Radio West Fife is the Community radio station serving Dunfermline and West Fife. It launched on DAB+ on 31st August 2026 after 14 years as an online station. Radio West Fife broadcasts to a population of almost 225000 in Dunfermline, West Fife, Clackmannanshire, Stirling and Falkirk broadcasting on the Stirling and Falkirk multiplex. It is available online, on smart speakers and on the station's own mobile app.

== History ==
Radio West Fife was one of Scotland's earliest hospital radio stations broadcasting by landline to the Queen Margaret Hospital in Dunfermline.

It was initially broadcast from a shed in the grounds of the West Fife Hospital. The station has grown thanks to fundraising efforts of the members and through sponsorships.

Following a spell of broadcasting from a caravan at Milesmark Hospital, the station moved to the grounds of Lynebank Hospital in 1993.

The station began broadcasting online as a community radio station on 23 March 2012.

In May 2020, Radio West Fife was awarded an FM license from Ofcom. But due to issues arising from the pandemic this licence was surrendered.
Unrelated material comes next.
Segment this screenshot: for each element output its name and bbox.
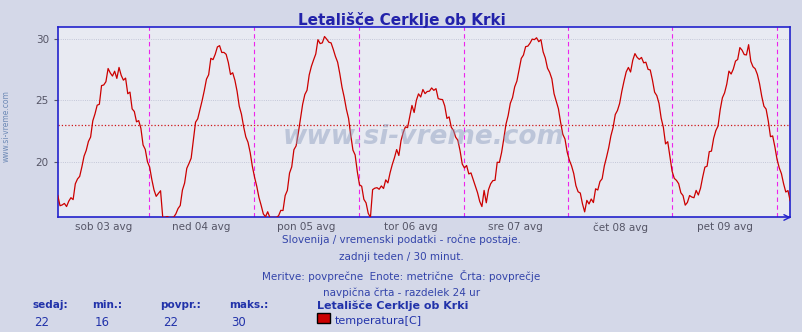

In October 2025 OFCOM awarded a licence to broadcast on DAB on the Stirling and Falkirk Multiples and the station has also been awarded a licence to broadcast on the South West Fife multiplex when it goes live in 2027

== Current facilities ==
Radio West Fife is currently based at Blairhall Community Centre, having moved from its studio in Rosyth and previously at Queen Margaret Hospital in 2019 due to re-development of facilities at the hospital. The station began broadcasting from Rosyth in February 2020.

Radio West Fife also broadcasts online on their website on their mobile app and on smart speakers.